Claude Lessard, sociologue et président du Conseil supérieur de l’éducation du Québec entre 2011 et 2015, estime que le simple fait d’avoir le choix entre l’école publique et l’école privée est en partie responsable de l’état actuel du système d’éducation. C’est unique au Québec d’avoir une aussi grande proportion d’élèves au privé, même à travers tous les pays de l’OCDE, confirme le chercheur. Le quatrième invité, Antoine Baby, sociologue et auteur de plusieurs livres traitant d’éducation, avance que l’école publique s’intègre à une dynamique sociale plus large, « c’est au plus fort la poche », croit-il, critiquant notamment la vision carriériste et néolibérale de l’éducation, une vision à l’autre extrême de celle du rapport Parent, dans les années 60.
Un régime de concurrence
La compétition et la création de groupe d’« élites » à l’intérieur même d’un système qui se considérait équitable à l’époque de sa création sont, selon les quatre experts, parmi les plus grandes problématiques du système actuel.
« C’est un système qui crée une injustice. Ça vide les écoles, les classes de leurs ressources », avance Antoine Baby se disant favorable à la disparition de l’école privée. La militante, Mme Scalabrini, affirme que le gouvernement devrait tenir compte de la recherche qui « prouve que l’école privée, ce n’est pas gagnant », soulignant que le Québec est dans une classe à part dans ce domaine, « il n’y a pas d’école privée en Ontario », conclut-elle.

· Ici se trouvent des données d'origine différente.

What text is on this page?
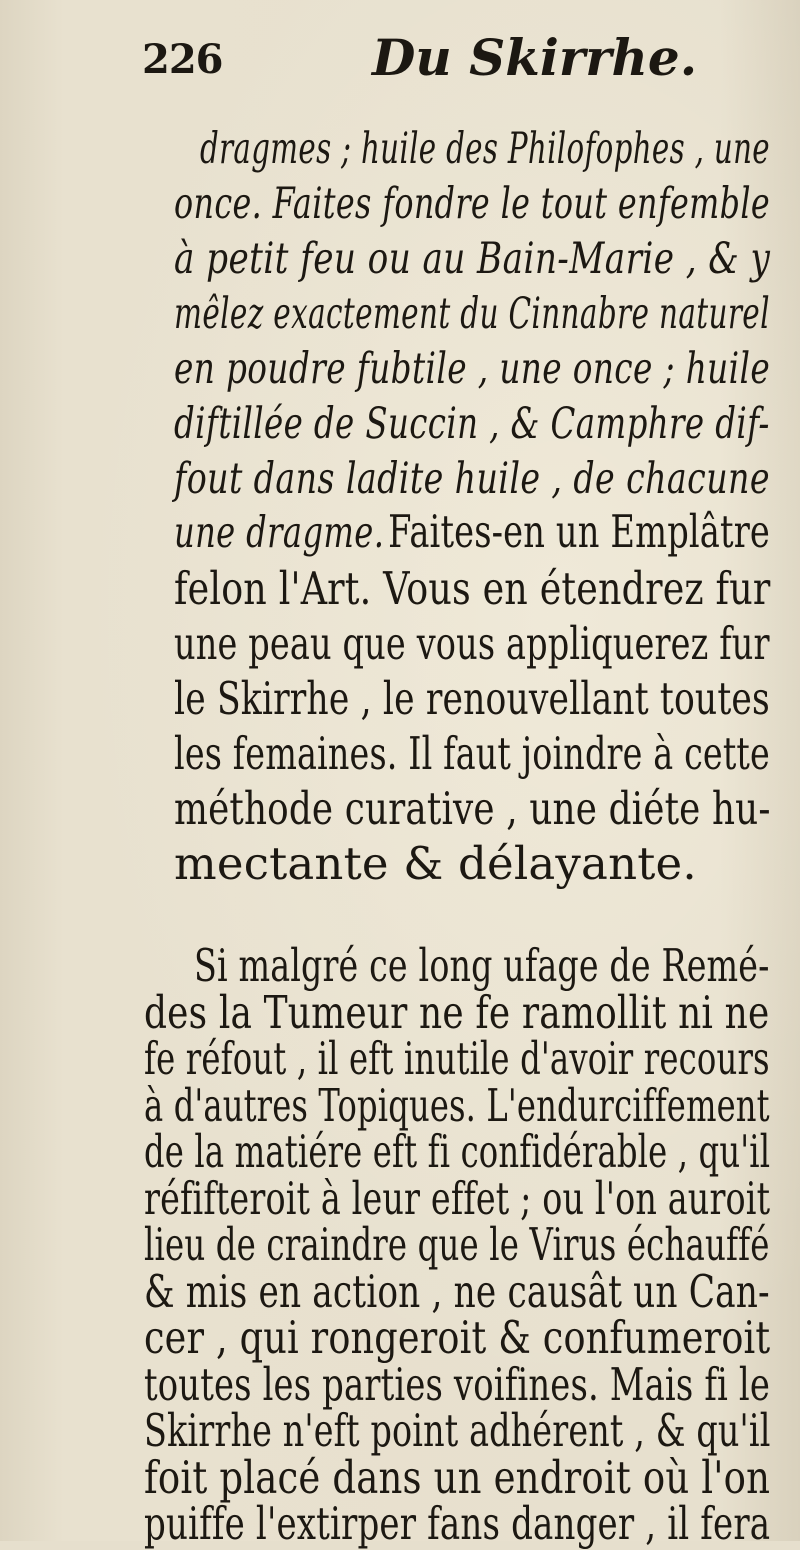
226	Du Skirrhe.

dragmes ; huile des Philofophes , une

once. Faites fondre le tout enfemble

à petit feu ou au Bain-Marie , & y

mêlez exactement du Cinnabre naturel

en poudre fubtile , une once ; huile

diftillée de Succin , & Camphre dif-

fout dans ladite huile , de chacune

une dragme. Faites-en un Emplâtre

felon l'Art. Vous en étendrez fur

une peau que vous appliquerez fur

le Skirrhe , le renouvellant toutes

les femaines. Il faut joindre à cette

méthode curative , une diéte hu-

mectante & délayante.

Si malgré ce long ufage de Remé-

des la Tumeur ne fe ramollit ni ne

fe réfout , il eft inutile d'avoir recours

à d'autres Topiques. L'endurciffement

de la matiére eft fi confidérable , qu'il

réfifteroit à leur effet ; ou l'on auroit

lieu de craindre que le Virus échauffé

& mis en action , ne causât un Can-

cer , qui rongeroit & confumeroit

toutes les parties voifines. Mais fi le

Skirrhe n'eft point adhérent , & qu'il

foit placé dans un endroit où l'on

puiffe l'extirper fans danger , il fera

Suzanne-G. Chartrand estime que le système actuel reproduit les inégalités sociales de la société, ce qui est contraire aux idées de la Révolution tranquille, constate-t-elle. « Le mandat de l’État, c’est le bien-commun », dit-elle. À la question sur la liberté de choisir des parents, la professeure de l’Université Laval répond « qu’ils ont le droit, mais est-ce qu’il trouve correct que des enfants aillent dans des écoles défavorisées parce qu’eux, ils n’ont pas le choix ? » Elle conclut qu’on devrait penser l’éducation autour de valeurs comme l’entraide et l’importance d’avoir des classes mixtes, « l’école n’est pas faite pour la réussite, c’est pour apprendre », ajoute-t-elle.
Et si vous étiez ministre de l’Éducation ?
La soirée-conférence s’est terminé par la question suivante : « Si demain, on vous offrait le ministère de l’Éducation, en dehors de toute allégeance politique, qu’auriez-vous envie de faire ?»
Pour le sociologue Antoine Baby, le système du Québec devrait s’inspirer de ce qui se fait actuellement en Finlande, mettant de l’avant l’école fondamentale, à l’abri des influences extérieures. Il miserait sur la fin des subventions aux écoles privées et prônerait pour l’égalité des chances à l’arrivée à l’école.
Pour la chef syndicale, « la composition de la classe, revenir à des classes régulières » doit être l’une des priorités. Cet engagement ne pourrait se réaliser sans l’abolition des écoles privées, dit-elle. Claude Lessard miserait sur l’éducation des parents, expliquant que la stratégie individualiste prônée actuellement, elle mène à un cul-de-sac. « Il faut que les parents soient un peu mieux sensibilisés à un certain nombre d’enjeux », conclut-il.